The Value of Free


Dr. Lyle Roelofs headshot[This post is adapted from a column that appeared in the Richmond Register on September 21, 2019.  Bereans reading it will already be familiar with some of its points and themes.]

Recently, the Wall Street Journal/Times Higher Education named Berea College the No. 1 “best value” college in the nation. With Berea’s no-tuition promise, the ranking seems sort of obvious, but the true value of “tuition-free” is worthy of further comment.

If student debt is any indicator, free is worth a great deal!  This year, student loan debt topped $1.5 trillion, second only to mortgage debt. Defaults on this debt are also at record levels.  We can take a number of things from this staggering number. One, there is a lot of perceived value in education so students and families are willing to take on debt to better themselves through education.
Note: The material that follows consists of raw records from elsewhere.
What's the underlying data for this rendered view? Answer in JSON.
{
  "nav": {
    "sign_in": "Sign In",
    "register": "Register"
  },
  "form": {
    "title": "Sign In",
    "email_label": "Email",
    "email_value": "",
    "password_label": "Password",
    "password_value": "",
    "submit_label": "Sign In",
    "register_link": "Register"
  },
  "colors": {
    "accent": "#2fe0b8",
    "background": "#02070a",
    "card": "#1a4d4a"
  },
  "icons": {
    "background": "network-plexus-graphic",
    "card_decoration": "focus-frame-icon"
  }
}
Another is that the cost of getting an education has become tremendously burdensome for the typical American family.  This debt has real impact on the people who hold it—people you and I know and love. Student loan debt means young people often must delay buying a home and cannot be full participants in the national economy. The MBA degree or other further study that a person might need to get a better job might have to be deferred, too.
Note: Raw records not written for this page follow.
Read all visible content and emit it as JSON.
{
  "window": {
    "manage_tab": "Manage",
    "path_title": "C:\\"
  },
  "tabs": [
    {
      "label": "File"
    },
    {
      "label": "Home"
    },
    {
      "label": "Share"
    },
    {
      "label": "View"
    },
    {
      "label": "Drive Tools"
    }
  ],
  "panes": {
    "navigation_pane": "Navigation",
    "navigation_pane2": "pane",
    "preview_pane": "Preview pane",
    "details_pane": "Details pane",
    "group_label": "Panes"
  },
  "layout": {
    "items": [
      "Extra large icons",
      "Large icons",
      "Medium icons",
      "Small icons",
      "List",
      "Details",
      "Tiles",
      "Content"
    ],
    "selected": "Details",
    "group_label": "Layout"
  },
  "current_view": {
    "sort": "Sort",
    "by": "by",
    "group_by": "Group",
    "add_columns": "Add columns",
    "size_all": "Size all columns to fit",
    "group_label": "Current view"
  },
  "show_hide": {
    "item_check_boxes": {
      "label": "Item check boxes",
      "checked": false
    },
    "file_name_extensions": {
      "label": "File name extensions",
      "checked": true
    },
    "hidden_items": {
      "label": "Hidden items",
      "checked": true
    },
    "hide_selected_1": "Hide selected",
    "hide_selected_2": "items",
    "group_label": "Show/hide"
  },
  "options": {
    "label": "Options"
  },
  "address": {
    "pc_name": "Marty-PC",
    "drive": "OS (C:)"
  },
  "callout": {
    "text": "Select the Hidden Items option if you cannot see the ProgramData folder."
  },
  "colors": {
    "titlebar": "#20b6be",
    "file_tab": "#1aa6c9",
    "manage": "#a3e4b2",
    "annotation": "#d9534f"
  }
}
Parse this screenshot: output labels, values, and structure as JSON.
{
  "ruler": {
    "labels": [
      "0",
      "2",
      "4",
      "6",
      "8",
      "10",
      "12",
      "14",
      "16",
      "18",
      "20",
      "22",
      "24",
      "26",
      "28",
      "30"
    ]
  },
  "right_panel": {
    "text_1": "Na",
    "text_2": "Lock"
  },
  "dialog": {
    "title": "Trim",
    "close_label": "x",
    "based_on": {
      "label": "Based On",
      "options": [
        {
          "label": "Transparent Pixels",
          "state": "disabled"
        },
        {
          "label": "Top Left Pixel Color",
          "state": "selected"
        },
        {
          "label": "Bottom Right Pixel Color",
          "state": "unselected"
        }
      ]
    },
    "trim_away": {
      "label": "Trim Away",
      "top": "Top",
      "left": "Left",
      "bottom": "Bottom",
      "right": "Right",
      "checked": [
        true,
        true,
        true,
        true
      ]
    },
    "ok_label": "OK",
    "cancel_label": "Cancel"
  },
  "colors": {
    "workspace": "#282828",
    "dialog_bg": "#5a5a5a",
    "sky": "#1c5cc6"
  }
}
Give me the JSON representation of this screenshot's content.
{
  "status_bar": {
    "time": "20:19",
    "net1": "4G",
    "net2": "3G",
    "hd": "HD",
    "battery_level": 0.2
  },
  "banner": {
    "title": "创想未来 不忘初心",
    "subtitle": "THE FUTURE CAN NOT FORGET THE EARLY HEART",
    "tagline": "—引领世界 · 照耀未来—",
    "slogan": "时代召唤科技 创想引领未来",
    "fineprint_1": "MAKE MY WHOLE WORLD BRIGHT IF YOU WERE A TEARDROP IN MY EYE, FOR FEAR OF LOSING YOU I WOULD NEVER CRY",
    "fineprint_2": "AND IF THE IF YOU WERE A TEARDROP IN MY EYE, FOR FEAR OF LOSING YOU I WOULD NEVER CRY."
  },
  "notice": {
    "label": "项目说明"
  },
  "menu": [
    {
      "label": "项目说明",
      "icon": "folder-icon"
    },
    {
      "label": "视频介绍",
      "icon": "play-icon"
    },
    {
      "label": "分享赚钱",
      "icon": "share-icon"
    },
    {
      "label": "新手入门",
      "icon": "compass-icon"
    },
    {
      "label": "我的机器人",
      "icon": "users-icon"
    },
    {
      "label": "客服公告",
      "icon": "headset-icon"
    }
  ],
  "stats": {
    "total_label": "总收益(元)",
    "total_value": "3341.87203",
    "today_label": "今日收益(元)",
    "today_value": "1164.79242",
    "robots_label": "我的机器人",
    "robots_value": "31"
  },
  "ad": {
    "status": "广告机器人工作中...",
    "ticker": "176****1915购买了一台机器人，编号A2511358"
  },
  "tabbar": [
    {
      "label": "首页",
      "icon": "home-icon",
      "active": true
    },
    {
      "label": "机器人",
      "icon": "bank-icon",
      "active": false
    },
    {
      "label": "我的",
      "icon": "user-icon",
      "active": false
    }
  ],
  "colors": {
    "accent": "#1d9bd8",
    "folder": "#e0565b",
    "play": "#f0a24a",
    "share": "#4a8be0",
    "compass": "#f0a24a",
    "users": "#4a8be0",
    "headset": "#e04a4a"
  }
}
The burden of debt has an even larger impact on low-income and first-generation students. They know that education is the key to moving up financially and socially, but find themselves in a tough predicament. A scholarship isn’t always enough because tuition isn’t the only barrier. For them, going to college means delaying a paycheck that could help those they love and having to take out loans makes that choice even tougher.

These burdens and our mission of providing transformative opportunity to students who cannot afford it are why Berea College has not charged tuition for more than 100 years.  But, just like freedom, a no-tuition college education isn’t really free.  Berea College must still spend a lot of money to be able to offer a high-quality educational experience for every student.  What makes it work?

Every Berea student works a campus jobs to lower the cost for everyone, while also gaining the real-world work experience that employers value.

Our donors, many of whom are alumni, step up to fund the difference.

And with all that generosity students gain access to paid internships in the summer, a fund for professional clothing, and a robust academic support system. Most importantly, there is little or nothing to repay as they start their lives after college. Forty-nine percent of Berea graduates in 2018-19 completed their degree with no debt. Those students who graduated with debt owed an average of $6,693 – far below the national average of nearly $33,000.

It seems to be working. Nationally, only 11 percent of low-income, first-generation college students graduate from college, yet up to two-thirds of the Berea College graduating class each year is first-generation.  We don’t achieve that just by giving away tuition.  We enable our students to succeed by offering the kind of support wealthier students pay for at other schools.

We believe the Berea model could be applied on a larger scale.  A tuition-free education still costs money, but it is past time to have a national conversation that acknowledges the value of a college education for many students and addresses the prohibitive costs of obtaining one. That conversation can start with the Berea model.